Transition altitude refers to the altitude above which all altimeters are set to a standard pressure setting (typically 29.92 inHg) instead of to the local surface pressure, and altitudes are given in flight levels (the standard-pressure altitude, divided by 100; for instance, with one’s altimeter set to standard pressure and reading 52,900 feet, one would say “flight level 529” rather than “52,900 feet”) rather than in feet above mean sea level (MSL). The height of the transition altitude depends on where you’re flying; for instance, transition altitude is at 18 kft in the United States, 10 kft in Australia, and as low as 6 kft or even lower in parts of Europe.

Low transition altitudes raise the possibility of an airport’s height above sea level being close to, or even above, the transition altitude; this wouldn’t be an issue in the United States (where only the very highest one or two mountain peaks reach above the 18-kft transition altitude, and this altitude is well into the Death Zone anyways unless one is exceptionally well-acclimated to very high altitudes) or Australia (where even the highest peaks are less than 8 kft above MSL, well below the 10-kft transition altitude), but could easily become a problem in regions with both high terrain and low transition altitudes (such as Europe, which has many high mountains - and, more to the point, many airports high up in mountainous areas - combined with transition altitudes that go at least as far down as 6 kft), as maintaining terrain clearance requires knowing what one’s altitude actually is, rather than knowing what altitude the pressure at the static ports would correspond to if the local altimeter setting was 29.92 inHg.

How do airports located at elevations near to, or above, transition altitude handle this?
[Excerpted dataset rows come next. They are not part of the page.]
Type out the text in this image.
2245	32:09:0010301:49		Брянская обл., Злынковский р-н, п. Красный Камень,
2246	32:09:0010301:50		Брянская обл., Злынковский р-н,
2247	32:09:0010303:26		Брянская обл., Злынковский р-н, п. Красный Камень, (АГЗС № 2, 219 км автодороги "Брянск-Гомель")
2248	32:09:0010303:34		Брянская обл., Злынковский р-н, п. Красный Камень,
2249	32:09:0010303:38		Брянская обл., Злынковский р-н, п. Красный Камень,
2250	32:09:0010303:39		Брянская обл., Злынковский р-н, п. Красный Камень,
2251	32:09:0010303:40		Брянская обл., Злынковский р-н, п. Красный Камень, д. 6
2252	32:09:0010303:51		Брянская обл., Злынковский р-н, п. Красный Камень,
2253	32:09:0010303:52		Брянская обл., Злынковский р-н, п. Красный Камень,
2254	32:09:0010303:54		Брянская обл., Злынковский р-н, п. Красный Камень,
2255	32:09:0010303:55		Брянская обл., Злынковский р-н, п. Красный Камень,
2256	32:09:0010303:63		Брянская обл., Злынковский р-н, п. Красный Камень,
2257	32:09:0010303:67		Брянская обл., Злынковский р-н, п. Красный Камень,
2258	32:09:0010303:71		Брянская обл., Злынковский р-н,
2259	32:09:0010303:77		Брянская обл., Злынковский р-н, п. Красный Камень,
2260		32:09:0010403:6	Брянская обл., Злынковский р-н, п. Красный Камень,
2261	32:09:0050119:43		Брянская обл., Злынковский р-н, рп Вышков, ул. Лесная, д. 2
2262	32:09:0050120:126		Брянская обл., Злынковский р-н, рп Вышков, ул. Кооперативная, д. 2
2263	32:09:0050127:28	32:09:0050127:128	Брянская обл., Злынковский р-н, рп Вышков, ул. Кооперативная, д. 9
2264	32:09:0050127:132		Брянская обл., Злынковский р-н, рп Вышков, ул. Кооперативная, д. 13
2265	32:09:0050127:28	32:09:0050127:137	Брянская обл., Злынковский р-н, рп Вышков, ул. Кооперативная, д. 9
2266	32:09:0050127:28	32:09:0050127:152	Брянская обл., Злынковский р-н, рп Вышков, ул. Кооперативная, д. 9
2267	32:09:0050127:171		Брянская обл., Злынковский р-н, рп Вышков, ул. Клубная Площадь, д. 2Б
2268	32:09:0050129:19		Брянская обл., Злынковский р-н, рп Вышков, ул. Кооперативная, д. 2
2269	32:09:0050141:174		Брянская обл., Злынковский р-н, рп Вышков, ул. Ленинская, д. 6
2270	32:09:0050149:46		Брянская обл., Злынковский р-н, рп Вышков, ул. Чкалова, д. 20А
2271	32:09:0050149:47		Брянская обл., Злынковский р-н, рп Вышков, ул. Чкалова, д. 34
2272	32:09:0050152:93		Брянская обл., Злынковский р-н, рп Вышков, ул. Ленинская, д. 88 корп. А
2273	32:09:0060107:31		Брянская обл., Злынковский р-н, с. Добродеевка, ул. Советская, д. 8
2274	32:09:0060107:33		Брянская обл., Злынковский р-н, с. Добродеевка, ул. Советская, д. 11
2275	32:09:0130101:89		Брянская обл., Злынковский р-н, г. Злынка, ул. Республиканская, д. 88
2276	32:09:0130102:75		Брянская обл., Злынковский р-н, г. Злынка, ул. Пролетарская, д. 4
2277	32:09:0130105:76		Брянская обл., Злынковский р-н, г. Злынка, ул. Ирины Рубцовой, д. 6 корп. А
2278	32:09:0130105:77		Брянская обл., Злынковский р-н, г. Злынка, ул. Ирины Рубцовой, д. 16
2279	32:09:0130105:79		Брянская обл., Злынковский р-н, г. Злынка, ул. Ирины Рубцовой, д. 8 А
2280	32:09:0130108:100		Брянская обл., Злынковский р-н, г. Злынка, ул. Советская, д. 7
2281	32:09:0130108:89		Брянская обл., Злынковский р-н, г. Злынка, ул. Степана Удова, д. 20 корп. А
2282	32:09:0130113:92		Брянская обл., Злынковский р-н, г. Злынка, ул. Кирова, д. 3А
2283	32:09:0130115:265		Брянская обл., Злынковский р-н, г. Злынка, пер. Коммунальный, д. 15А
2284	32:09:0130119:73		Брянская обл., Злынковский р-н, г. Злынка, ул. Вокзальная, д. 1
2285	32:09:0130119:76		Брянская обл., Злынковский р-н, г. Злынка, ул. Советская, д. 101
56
Does the airspace around these airports use a local transition altitude higher than elsewhere? Do approaches and landings at, and takeoffs from, these airports rely solely on radar, rather than barometric, altimeters? Something else?


1 Answer 1


I don't have an authoritative source for what the various regulatory agencies in the various regions use for publishing their transition altitudes, but your assumption is pretty close: airspace is planned so that no airport is "that close" to the transition level.

Some TAs are defined across large swaths, such as the US, Canadian, Australian TAs. Some TAs are more broken up, even within political boundaries. I believe Brazil (or at least one of the South American countries) has different TAs for different "terminal areas".

There has been on-again/off-again discussions in the European region of establishing a common TA, but (as of this date) that has not happened. You will see fairly low TAs in low, flat areas like The Netherlands, but higher TAs in the mountainous regions.

Again, all of these TAs are "planned out" so that there is no danger of being too low while assigned to a flight level, and so that you are back on QNH well before you are on approach to an airport.